What type of wall is right for your facility? Consider the following before making a decision:
Whether it’s through fundraisers or grants, a budget needs to be established before starting on the hunt for the best climbing wall. Since there are so many varieties, a budget also helps narrow down options. Keep in mind that walls are installed in panels, and more can be added as funding becomes available.
Outdoor Chattanooga had a large, open area to build the wall, which was ideal for installation. Things to avoid in a proposed area include anything that would obstruct views or pathways for clocks, thermostats, fire-alarm pulls/strobes, pillars, dividers, basketball hoops, water fountains, windows, etc.
Planning enough space for the wall is important. Considering what the wall will attach to--whether concrete block, tile or drywall--can help determine the type of wall that will work best in a facility. And although the actual installation only takes one day, administrators and/or supervisors have to be trained. Training includes safety issues, wall maintenance and teaching climbers to use the wall correctly.
Be sure to discuss in detail with the manufacturer the type of program and people you want to serve and attract, in order to determine the best wall for the program.
“We wanted the wall to be inviting enough for people who were tentative, and still be designed well enough to be adapted to the more experienced climbers,” says Grymes. “[We chose] a wall that could easily be retrofitted into an existing facility, and had the ability to be closed or secured enough to deter use of it.”
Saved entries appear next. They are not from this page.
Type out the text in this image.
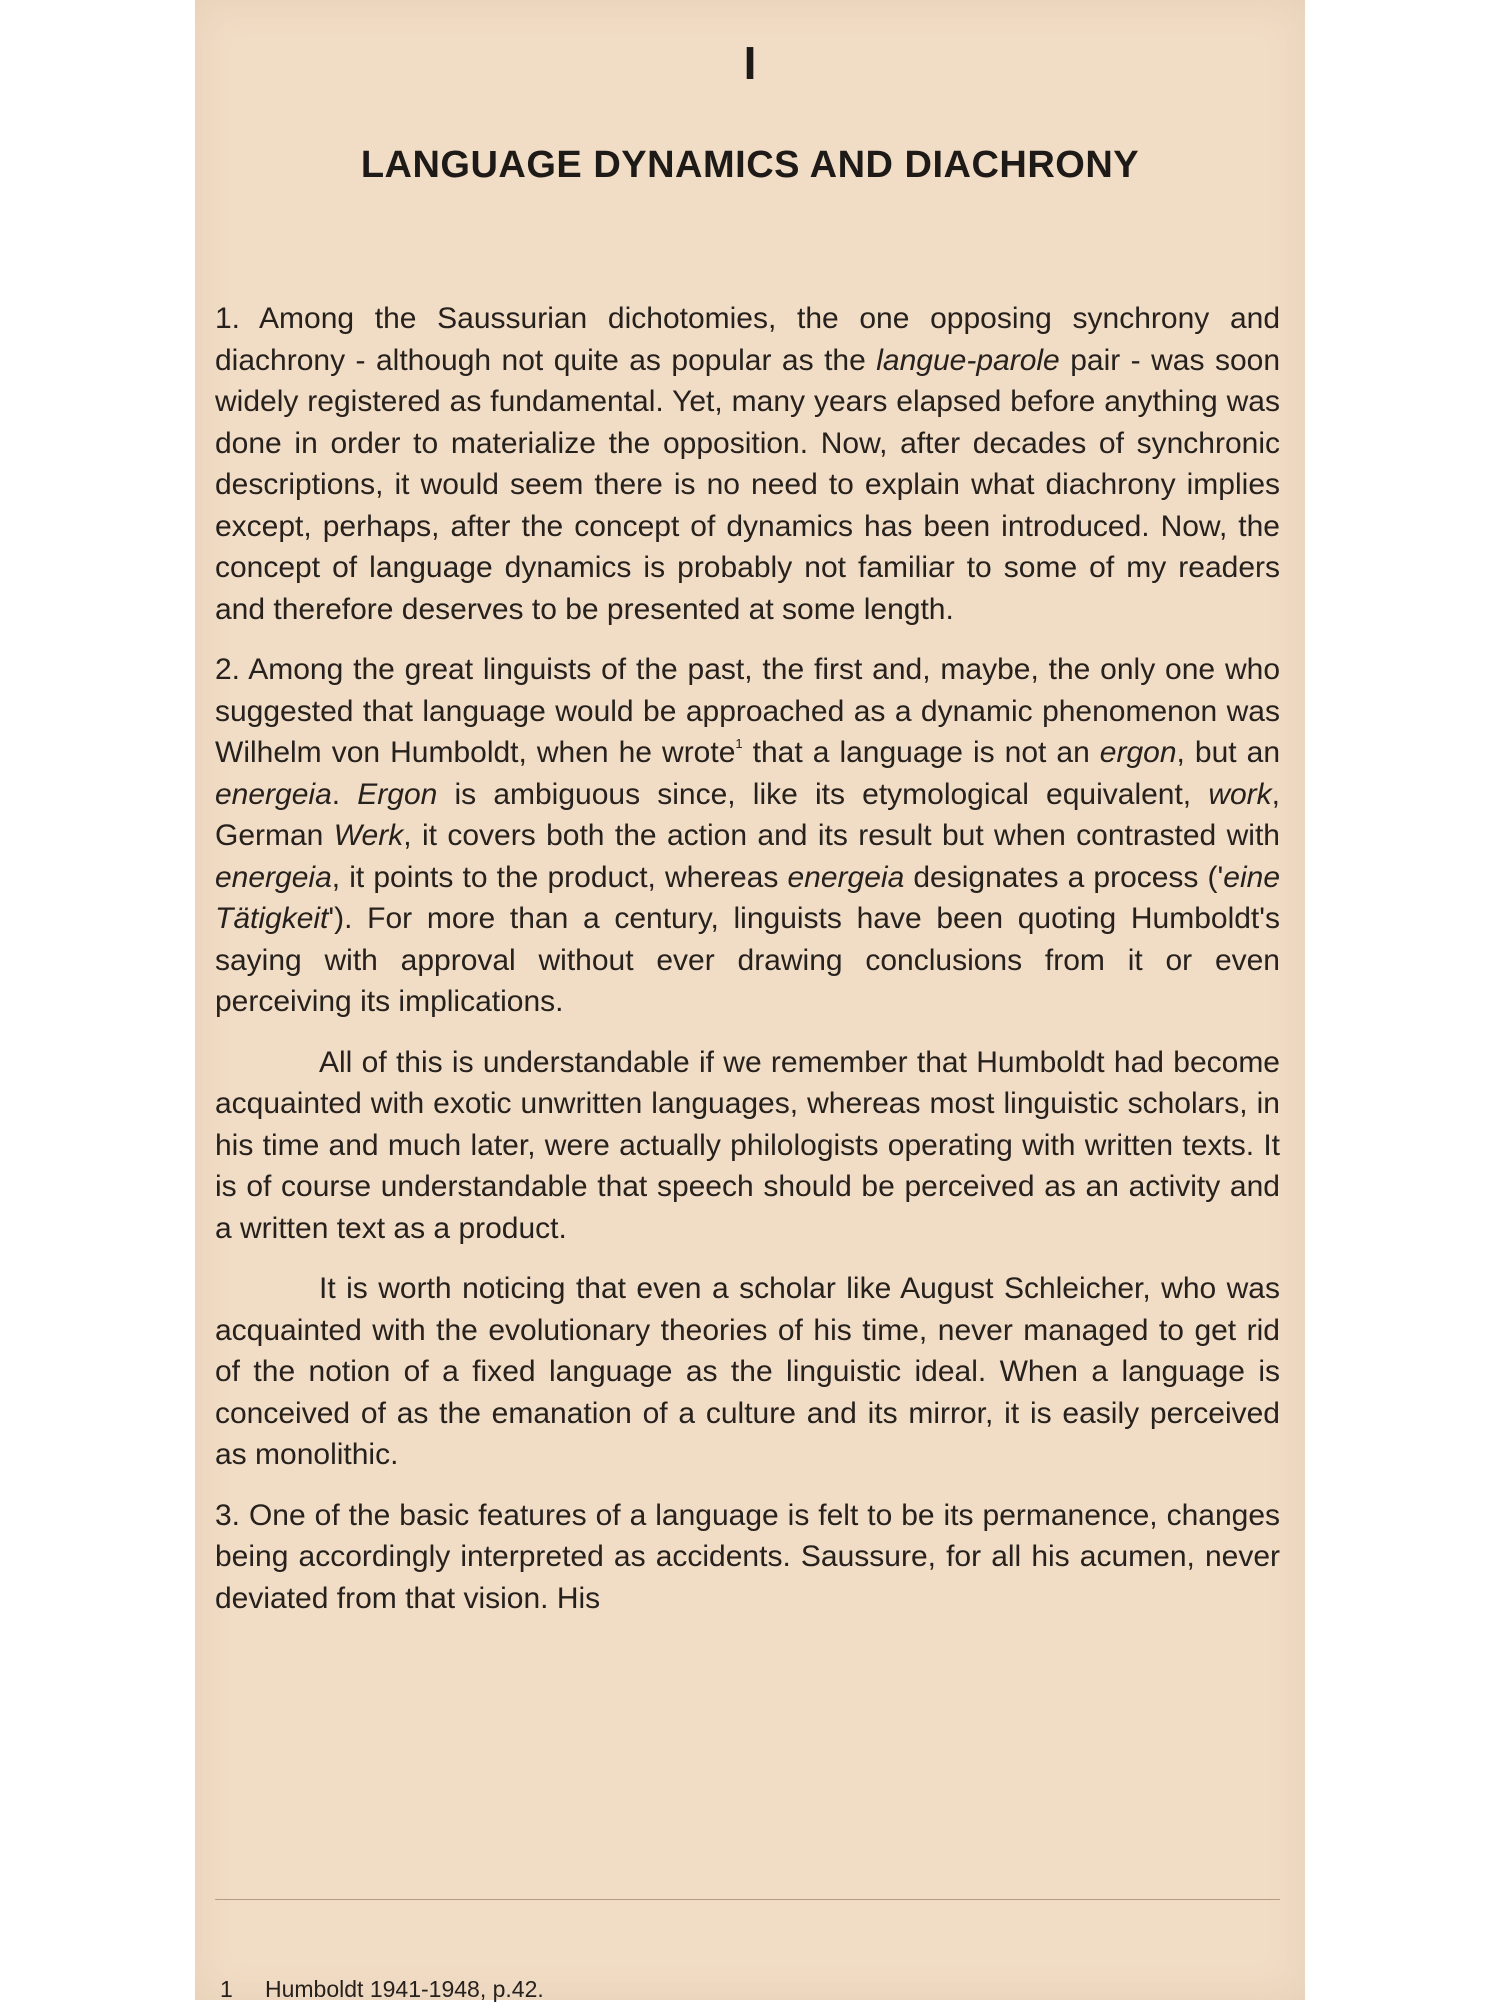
I
LANGUAGE DYNAMICS AND DIACHRONY

1. Among the Saussurian dichotomies, the one opposing synchrony and diachrony - although not quite as popular as the langue-parole pair - was soon widely registered as fundamental. Yet, many years elapsed before anything was done in order to materialize the opposition. Now, after decades of synchronic descriptions, it would seem there is no need to explain what diachrony implies except, perhaps, after the concept of dynamics has been introduced. Now, the concept of language dynamics is probably not familiar to some of my readers and therefore deserves to be presented at some length.

2. Among the great linguists of the past, the first and, maybe, the only one who suggested that language would be approached as a dynamic phenomenon was Wilhelm von Humboldt, when he wrote$^1$ that a language is not an ergon, but an energeia. Ergon is ambiguous since, like its etymological equivalent, work, German Werk, it covers both the action and its result but when contrasted with energeia, it points to the product, whereas energeia designates a process ('eine Tätigkeit'). For more than a century, linguists have been quoting Humboldt's saying with approval without ever drawing conclusions from it or even perceiving its implications.

All of this is understandable if we remember that Humboldt had become acquainted with exotic unwritten languages, whereas most linguistic scholars, in his time and much later, were actually philologists operating with written texts. It is of course understandable that speech should be perceived as an activity and a written text as a product.

It is worth noticing that even a scholar like August Schleicher, who was acquainted with the evolutionary theories of his time, never managed to get rid of the notion of a fixed language as the linguistic ideal. When a language is conceived of as the emanation of a culture and its mirror, it is easily perceived as monolithic.

3. One of the basic features of a language is felt to be its permanence, changes being accordingly interpreted as accidents. Saussure, for all his acumen, never deviated from that vision. His

1 Humboldt 1941-1948, p.42.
The targeted age group helps determine the height and surface of the wall. Children ages K-5 typically warrant an 8-foot wall, while a 10-foot wall would be more suitable for middle-school kids. The experience level also helps determine the wall surface; there is a variety available to bring a wall from beginner to advanced skill levels.
What is the secret to a successful wall-climbing program? If it appeals to a broad range of users, the experience won’t be a secret for long.